Mittwoch, 2. April 2014

Printausgabe März 2014 / Tunnelblick

von Yasemin Rittgerott

Ich laufe diese Straße entlang, im Frühling, Sommer, Herbst und Winter. Ich rieche die kalt warme Luft und den Rauch der ersten Grillfeuer im Jahr, die Frische einer lauen Sommernacht, das Chlor des Pools unserer Nachbarn, die nach wochenlangen Herbststürmen modrigen Blätter und die Reinheit der eiskalten Winterluft.
Mir wird bewusst, wie ich unbewusst all diese Gerüche jahrelang geliebt und in mich aufgesogen habe.
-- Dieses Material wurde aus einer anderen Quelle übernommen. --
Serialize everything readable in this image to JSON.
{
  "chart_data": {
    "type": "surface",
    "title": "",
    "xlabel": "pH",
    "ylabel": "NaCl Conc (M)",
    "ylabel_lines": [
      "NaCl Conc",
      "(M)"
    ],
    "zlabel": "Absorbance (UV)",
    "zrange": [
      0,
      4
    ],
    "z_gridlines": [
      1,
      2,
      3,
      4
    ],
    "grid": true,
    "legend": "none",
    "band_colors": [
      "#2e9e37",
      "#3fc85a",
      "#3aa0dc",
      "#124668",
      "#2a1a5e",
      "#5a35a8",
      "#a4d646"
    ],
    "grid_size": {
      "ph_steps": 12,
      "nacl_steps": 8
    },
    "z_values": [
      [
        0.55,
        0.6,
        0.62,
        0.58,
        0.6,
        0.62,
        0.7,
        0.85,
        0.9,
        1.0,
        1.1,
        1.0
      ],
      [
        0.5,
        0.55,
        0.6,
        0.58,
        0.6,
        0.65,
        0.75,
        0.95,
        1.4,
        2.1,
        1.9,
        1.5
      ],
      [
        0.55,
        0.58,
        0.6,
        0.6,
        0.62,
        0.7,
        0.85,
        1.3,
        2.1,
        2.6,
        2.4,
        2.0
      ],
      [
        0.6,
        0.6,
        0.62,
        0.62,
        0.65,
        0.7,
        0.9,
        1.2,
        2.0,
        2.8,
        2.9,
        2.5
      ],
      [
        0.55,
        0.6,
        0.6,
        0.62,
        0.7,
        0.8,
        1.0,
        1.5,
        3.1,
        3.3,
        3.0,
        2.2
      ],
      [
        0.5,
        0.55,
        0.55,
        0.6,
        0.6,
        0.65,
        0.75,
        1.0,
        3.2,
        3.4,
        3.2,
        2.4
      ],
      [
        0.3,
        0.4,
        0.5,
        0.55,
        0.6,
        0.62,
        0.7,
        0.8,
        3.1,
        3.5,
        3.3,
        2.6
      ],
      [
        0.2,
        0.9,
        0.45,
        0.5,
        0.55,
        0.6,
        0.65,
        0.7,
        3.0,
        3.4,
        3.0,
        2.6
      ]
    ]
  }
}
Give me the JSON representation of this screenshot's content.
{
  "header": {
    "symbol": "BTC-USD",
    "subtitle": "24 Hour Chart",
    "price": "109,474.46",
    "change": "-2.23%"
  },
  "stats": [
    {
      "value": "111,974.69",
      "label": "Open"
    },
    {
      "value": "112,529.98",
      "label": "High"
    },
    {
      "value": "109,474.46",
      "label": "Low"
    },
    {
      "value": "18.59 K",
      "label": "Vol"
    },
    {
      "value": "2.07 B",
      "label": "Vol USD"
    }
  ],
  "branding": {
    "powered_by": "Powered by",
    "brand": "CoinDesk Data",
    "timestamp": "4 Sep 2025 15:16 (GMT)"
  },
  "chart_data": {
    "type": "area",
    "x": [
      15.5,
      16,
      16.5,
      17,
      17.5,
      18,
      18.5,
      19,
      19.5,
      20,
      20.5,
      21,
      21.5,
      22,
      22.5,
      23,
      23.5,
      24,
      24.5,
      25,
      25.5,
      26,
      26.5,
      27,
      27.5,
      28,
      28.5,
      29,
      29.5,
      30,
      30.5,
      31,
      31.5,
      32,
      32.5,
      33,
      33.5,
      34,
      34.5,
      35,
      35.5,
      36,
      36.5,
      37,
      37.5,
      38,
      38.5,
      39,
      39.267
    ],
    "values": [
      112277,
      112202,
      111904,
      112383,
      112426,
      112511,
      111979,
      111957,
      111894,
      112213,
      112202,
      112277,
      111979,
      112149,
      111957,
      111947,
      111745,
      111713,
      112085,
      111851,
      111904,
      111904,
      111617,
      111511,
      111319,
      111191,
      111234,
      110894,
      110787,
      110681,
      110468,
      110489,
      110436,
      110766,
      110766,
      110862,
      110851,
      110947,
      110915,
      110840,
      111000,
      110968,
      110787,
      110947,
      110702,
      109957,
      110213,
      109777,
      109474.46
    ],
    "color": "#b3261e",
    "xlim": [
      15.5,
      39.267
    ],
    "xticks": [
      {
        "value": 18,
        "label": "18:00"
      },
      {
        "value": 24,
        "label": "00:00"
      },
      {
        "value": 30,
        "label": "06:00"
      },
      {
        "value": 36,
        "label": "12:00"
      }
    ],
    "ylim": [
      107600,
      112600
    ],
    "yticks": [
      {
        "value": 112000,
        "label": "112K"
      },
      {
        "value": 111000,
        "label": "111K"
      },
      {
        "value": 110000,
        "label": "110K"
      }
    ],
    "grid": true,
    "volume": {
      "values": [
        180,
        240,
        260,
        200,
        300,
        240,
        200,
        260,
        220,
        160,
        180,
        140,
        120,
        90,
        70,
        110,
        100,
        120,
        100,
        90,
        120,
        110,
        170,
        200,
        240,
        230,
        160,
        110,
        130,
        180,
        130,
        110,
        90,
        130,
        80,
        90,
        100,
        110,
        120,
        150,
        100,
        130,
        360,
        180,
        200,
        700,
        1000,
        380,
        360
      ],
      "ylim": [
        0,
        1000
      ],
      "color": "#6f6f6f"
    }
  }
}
Dieses Gefühl, wenn man vor die Tür tritt und mit geschlossenen Augen erkennt, welche Jahreszeit gerade ist.  Oder manchmal nur erahnen kann, wie wenn der Geruch vom Frühling nur schwach der Kälte trotzt.
Ich hätte nie gedacht, dass ich in diesem Moment nur spüren würde, wie die Luft in meine Lungen strömt. Ich hatte erwartet Familie, Freunde und die Höhepunkte meines Lebens noch einmal zu durchleben. Stattdessen gehe ich diese für mich so gewöhnliche Straße entlang und fühle dabei genau, wie sich jeder Muskel meines Körpers bewegt. Welche Kraft da eigentlich hinter dem Sog steckt, mit dem ich die Luft inhaliere. In diesem kurzen Augenblick durchlebe ich alle Jahreszeiten durch jeweils einen Atemzug. Viermal atme ich ein und aus. Und mit dem letzten Atemzug, dem letzten Mal ausatmen, ist es vorbei.

von Tassia Weimann

Ich bin alt. So alt, dass es okay ist zu sterben. Es wird nicht so sein, wie in meinen Albträumen. Kein Mörder, Einbrecher oder bösartiger Krebs wird mir das Leben nehmen. Ich werde nicht aufschrecken und merken, dass es nur ein Traum war. Denn es ist realer, wenn auch nicht so grausam. Ich werde im Bett im Kreise meiner Liebsten einschlafen und zu Gott kommen. Es ist okay. Ich bin jetzt 89 Jahre alt und bereit. Ich hatte ein schönes Leben, mit Höhen und Tiefen, wie man so gerne sagt.
Und ich drücke die Hand meiner Tochter, die mich mit glasigen Augen anblickt und lasse mich fallen.
Und das Fallen fühlt sich eher wie Schweben an. Wie damals als wir am See saßen und geraucht haben. Als uns alles egal war und wir uns so unendlich frei fühlten. Ich fühle mich vernebelt. Das Gefühl überrollt mich mit einer vollkommenden Zufriedenheit. Und ich fühle mich wie an dem Tag, als ich meine Liebe am Ende des Ganges stehen gesehen habe und halb über mein weißes Kleid stolperte. Oder als wir unsere Kinder das erste Mal ansahen. Oder als ich zum ersten Mal meine neue Heimat im Frühling erblickte mit rosa Kirschblütenblättern und lachenden Gesichtern. All die Momente, in denen ich so unsterbliche glücklich war, kommen in einem Gefühl zusammen.
Die Leute sagen, das Leben zieht an dir vorbei, wenn du stirbst. Aber das stimmt nicht. Es ist ein Gefühl. Ein Gefühl, das dich mit voller Wucht trifft und dir buchstäblich den Atem nimmt.